Highlights
FlowReasoner: Query-specific multi-agent systems via DeepSeek R1 distillation and RL.
SCW-VTON: Shape-guided dual-path warping and limb refinement for virtual try-on.
EasyEdit2: Plug-and-play LLM steering using auto-generated behavior vectors.
PURE: Min-form credit assignment stabilizes PRM fine-tuning and prevents reward hacking.
TAPIP3D: Camera-stabilized 3D tracking with Local Pair Attention refinement.
FlowReasoner: Reinforcing Query-Level Meta-Agents
Summary: FlowReasoner is a query-level meta-agent that automates the creation of personalized multi-agent systems for each user query through deliberative reasoning. It builds basic reasoning ability via distillation from DeepSeek R1 and further improves using reinforcement learning with external execution feedback. A multi-purpose reward optimizes performance, complexity, and efficiency. Experiments show FlowReasoner outperforms o1-mini by 10.52% across three benchmarks.
Shape-Guided Clothing Warping for Virtual Try-On
Summary: SCW-VTON is a novel shape-guided virtual try-on method that improves clothing fit and realism by enforcing global shape constraints and enhancing limb textures. It uses a dual-path warping module, one for shape alignment and one for appearance flow guidance, along with a limb reconstruction network to correct distortions. SCW-VTON significantly enhances clothing-body consistency and detail control, outperforming existing state-of-the-art methods in both qualitative and quantitative evaluations.
EasyEdit2: An Easy-to-use Steering Framework for Editing Large Language Models
Summary: EasyEdit2 is a plug-and-play framework for controllably steering Large Language Models at test time across dimensions like safety, sentiment, and reasoning without altering model parameters. It introduces a steering vector generator and applier for seamless behavior adjustment, requiring only a single example for effective control. EasyEdit2 demonstrates strong empirical results across LLMs and is publicly available with code and demos.

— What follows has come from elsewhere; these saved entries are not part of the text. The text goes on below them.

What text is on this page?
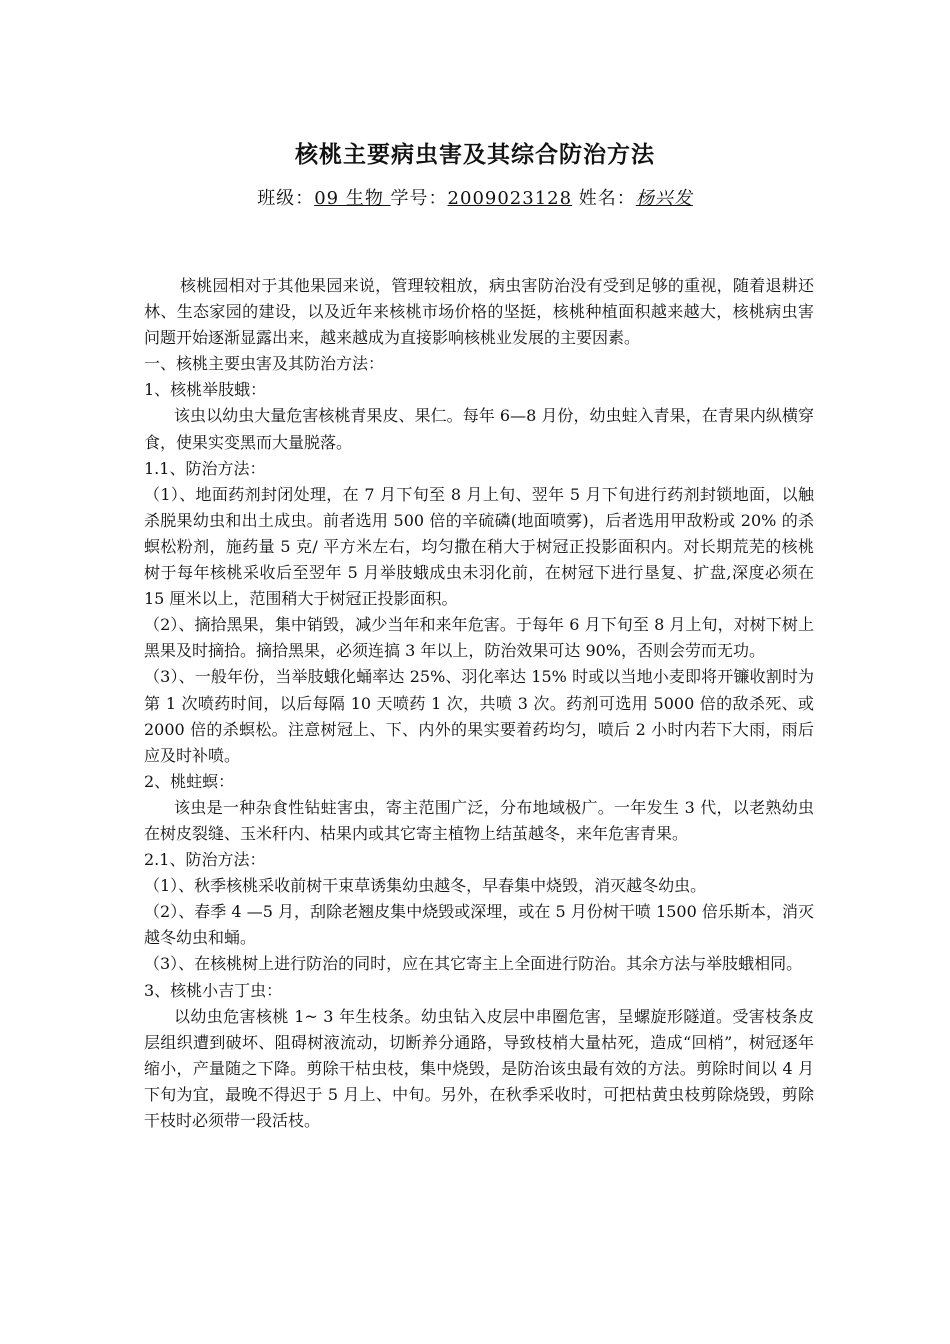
核桃主要病虫害及其综合防治方法
班级：09 生物 学号：2009023128 姓名：杨兴发

核桃园相对于其他果园来说，管理较粗放，病虫害防治没有受到足够的重视，随着退耕还林、生态家园的建设，以及近年来核桃市场价格的坚挺，核桃种植面积越来越大，核桃病虫害问题开始逐渐显露出来，越来越成为直接影响核桃业发展的主要因素。

一、核桃主要虫害及其防治方法：

1、核桃举肢蛾：

该虫以幼虫大量危害核桃青果皮、果仁。每年 6—8 月份，幼虫蛀入青果，在青果内纵横穿食，使果实变黑而大量脱落。

1.1、防治方法：

（1）、地面药剂封闭处理，在 7 月下旬至 8 月上旬、翌年 5 月下旬进行药剂封锁地面，以触杀脱果幼虫和出土成虫。前者选用 500 倍的辛硫磷(地面喷雾)，后者选用甲敌粉或 20% 的杀螟松粉剂，施药量 5 克/ 平方米左右，均匀撒在稍大于树冠正投影面积内。对长期荒芜的核桃树于每年核桃采收后至翌年 5 月举肢蛾成虫未羽化前，在树冠下进行垦复、扩盘,深度必须在 15 厘米以上，范围稍大于树冠正投影面积。

（2）、摘拾黑果，集中销毁，减少当年和来年危害。于每年 6 月下旬至 8 月上旬，对树下树上黑果及时摘拾。摘拾黑果，必须连搞 3 年以上，防治效果可达 90%，否则会劳而无功。

（3）、一般年份，当举肢蛾化蛹率达 25%、羽化率达 15% 时或以当地小麦即将开镰收割时为第 1 次喷药时间，以后每隔 10 天喷药 1 次，共喷 3 次。药剂可选用 5000 倍的敌杀死、或 2000 倍的杀螟松。注意树冠上、下、内外的果实要着药均匀，喷后 2 小时内若下大雨，雨后应及时补喷。

2、桃蛀螟：

该虫是一种杂食性钻蛀害虫，寄主范围广泛，分布地域极广。一年发生 3 代，以老熟幼虫在树皮裂缝、玉米秆内、枯果内或其它寄主植物上结茧越冬，来年危害青果。

2.1、防治方法：

（1）、秋季核桃采收前树干束草诱集幼虫越冬，早春集中烧毁，消灭越冬幼虫。

（2）、春季 4 —5 月，刮除老翘皮集中烧毁或深埋，或在 5 月份树干喷 1500 倍乐斯本，消灭越冬幼虫和蛹。

（3）、在核桃树上进行防治的同时，应在其它寄主上全面进行防治。其余方法与举肢蛾相同。

3、核桃小吉丁虫：

以幼虫危害核桃 1~ 3 年生枝条。幼虫钻入皮层中串圈危害，呈螺旋形隧道。受害枝条皮层组织遭到破坏、阻碍树液流动，切断养分通路，导致枝梢大量枯死，造成“回梢”，树冠逐年缩小，产量随之下降。剪除干枯虫枝，集中烧毁，是防治该虫最有效的方法。剪除时间以 4 月下旬为宜，最晚不得迟于 5 月上、中旬。另外，在秋季采收时，可把枯黄虫枝剪除烧毁，剪除干枝时必须带一段活枝。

Stop Summation: Min-Form Credit Assignment Is All Process Reward Model Needs for Reasoning
Summary: PURE (Process sUpervised Reinforcement lEarning) addresses reward hacking in Process Reward Models (PRMs) by introducing a min-form credit assignment, where value is based on the minimum of future rewards rather than the cumulative sum. This approach limits reward exploitation and stabilizes training. Experiments show PURE achieves strong reasoning performance with reduced steps and further improves with minimal verifiable reward supplementation.
TAPIP3D: Tracking Any Point in Persistent 3D Geometry
Summary: TAPIP3D is a novel method for long-term 3D point tracking that lifts 2D video features into a stabilized 3D world space by compensating for camera motion. It introduces a Local Pair Attention mechanism to manage irregular 3D point distributions and refine 3D trajectories. TAPIP3D outperforms existing trackers, improving both 3D and 2D tracking accuracy across benchmarks when depth information is available.